Aside From Public Health …

Protestors hold banners and US flags during a rally organized by the anti COVID-19 lockdown group American Revolution 2.0 to demand New York Governor Andrew Cuomo open up businesses in the state amid the COVID-19 pandemic on May 1, 2020 outside the New York State Capital in Albany, New York. Andrew Lichtenstein/Getty

This spells bad news for another reason. As these fringe groups get together at the same COVID-19 laden, lack-of-social-distancing, no-masking protests, Devin Burghart, who runs the Institute for Research and Education on Human Rights, a Seattle-based research center on far right groups, told the New York Times, “There is a tremendous amount of cross-pollinization of ideas as these factions get to know each other.”

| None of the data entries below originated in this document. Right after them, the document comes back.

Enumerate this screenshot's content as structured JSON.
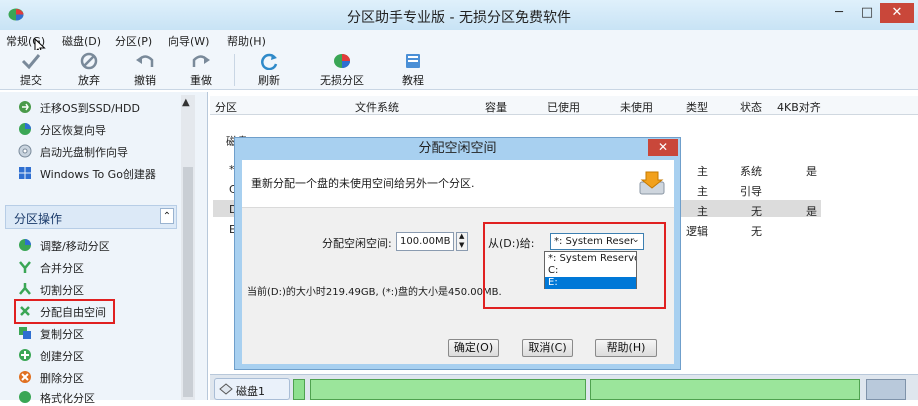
{
  "window": {
    "title": "分区助手专业版 - 无损分区免费软件",
    "controls": [
      "─",
      "□",
      "✕"
    ]
  },
  "menu": [
    "常规(G)",
    "磁盘(D)",
    "分区(P)",
    "向导(W)",
    "帮助(H)"
  ],
  "toolbar": {
    "commit": "提交",
    "discard": "放弃",
    "undo": "撤销",
    "redo": "重做",
    "refresh": "刷新",
    "lossless": "无损分区",
    "tutorial": "教程"
  },
  "sidebar": {
    "wizard_items": [
      "迁移OS到SSD/HDD",
      "分区恢复向导",
      "启动光盘制作向导",
      "Windows To Go创建器"
    ],
    "group_title": "分区操作",
    "group_toggle": "⌃",
    "ops": [
      "调整/移动分区",
      "合并分区",
      "切割分区",
      "分配自由空间",
      "复制分区",
      "创建分区",
      "删除分区",
      "格式化分区"
    ]
  },
  "table": {
    "headers": [
      "分区",
      "文件系统",
      "容量",
      "已使用",
      "未使用",
      "类型",
      "状态",
      "4KB对齐"
    ],
    "disk_label": "磁盘1",
    "rows": [
      {
        "partition": "*",
        "type": "主",
        "status": "系统",
        "align": "是"
      },
      {
        "partition": "C",
        "type": "主",
        "status": "引导",
        "align": ""
      },
      {
        "partition": "D",
        "type": "主",
        "status": "无",
        "align": "是"
      },
      {
        "partition": "E",
        "type": "逻辑",
        "status": "无",
        "align": ""
      }
    ]
  },
  "diskmap": {
    "disk_label": "磁盘1"
  },
  "dialog": {
    "title": "分配空闲空间",
    "close": "✕",
    "description": "重新分配一个盘的未使用空间给另外一个分区.",
    "alloc_label": "分配空闲空间:",
    "alloc_value": "100.00MB",
    "from_label": "从(D:)给:",
    "from_selected": "*: System Reser",
    "options": [
      "*: System Reserved",
      "C:",
      "E:"
    ],
    "info": "当前(D:)的大小时219.49GB, (*:)盘的大小是450.00MB.",
    "ok": "确定(O)",
    "cancel": "取消(C)",
    "help": "帮助(H)"
  }
}
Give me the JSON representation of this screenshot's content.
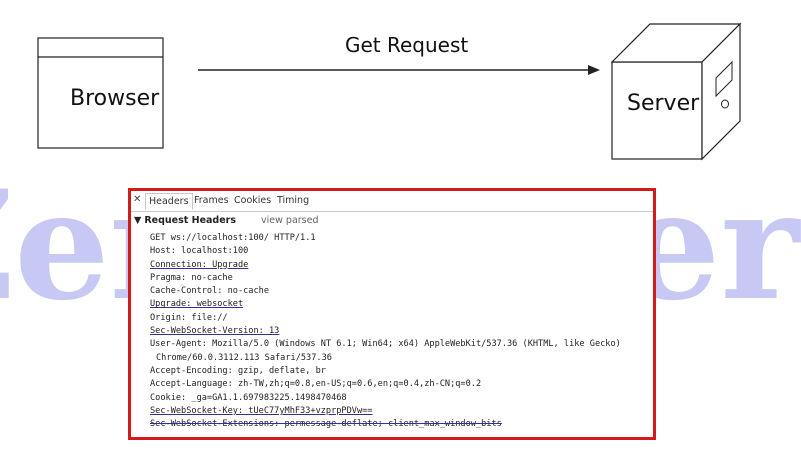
{
  "diagram": {
    "browser_label": "Browser",
    "arrow_label": "Get Request",
    "server_label": "Server",
    "watermark": "ZeroToHero"
  },
  "devtools": {
    "tabs": [
      "Headers",
      "Frames",
      "Cookies",
      "Timing"
    ],
    "section_title": "Request Headers",
    "view_parsed": "view parsed",
    "lines": [
      "GET ws://localhost:100/ HTTP/1.1",
      "Host: localhost:100",
      "Connection: Upgrade",
      "Pragma: no-cache",
      "Cache-Control: no-cache",
      "Upgrade: websocket",
      "Origin: file://",
      "Sec-WebSocket-Version: 13",
      "User-Agent: Mozilla/5.0 (Windows NT 6.1; Win64; x64) AppleWebKit/537.36 (KHTML, like Gecko)",
      "Chrome/60.0.3112.113 Safari/537.36",
      "Accept-Encoding: gzip, deflate, br",
      "Accept-Language: zh-TW,zh;q=0.8,en-US;q=0.6,en;q=0.4,zh-CN;q=0.2",
      "Cookie: _ga=GA1.1.697983225.1498470468",
      "Sec-WebSocket-Key: tUeC77yMhF33+vzprpPDVw==",
      "Sec-WebSocket-Extensions: permessage-deflate; client_max_window_bits"
    ]
  },
  "colors": {
    "highlight_border": "#d41a1a",
    "watermark": "#3b3bd6",
    "underline": "#3030a0"
  }
}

Dr. Rupali J. Limaye, who studies behavior around vaccines at Johns Hopkins University, also tells the New York Times that, “One of the things we’re finding is that the rhetoric is pretty similar between the anti-vaxxers and those demanding to reopen… What we hear a lot of is ‘individual self management’ — this idea that they should be in control of making decisions, that they can decide what science is correct and incorrect, and that they know what’s best for their child.”

In other words, the Tea Partiers start to become anti-vaxxers, who start to believe and spread conspiracy theories, like Bill Gates is trying to take over the global health system. Anti-vaxxers’ beliefs about personal freedom from any government mandate are aligning with those of American militias, who may become anti-vaxxers themselves… and the beliefs spread. This is emphatically not the time to spread the mistrust of vaccinations, which could hamper the chance to eradicate the COVID-19 pandemic in the United States.

Any way you slice it, anti-vaxxers at stay-at-home rallies are not good. Their very existence and rhetoric may extend the pandemic, and the more they spread it, the more chances they have to, pardon the pun, infect the rest of the population. Sane people may believe them, and others may add their anti-vax rhetoric to their tomato soup of already fringe rhetoric.

But the right to free speech apparently includes the right to violate stay-at-home orders designed to protect you from COVID-19 while screaming about said stay-at-home orders in the company of those who could be infected with COVID-19. While not wearing a mask. And refusing vaccinations.

Welcome to America. Don’t inject the disinfectant.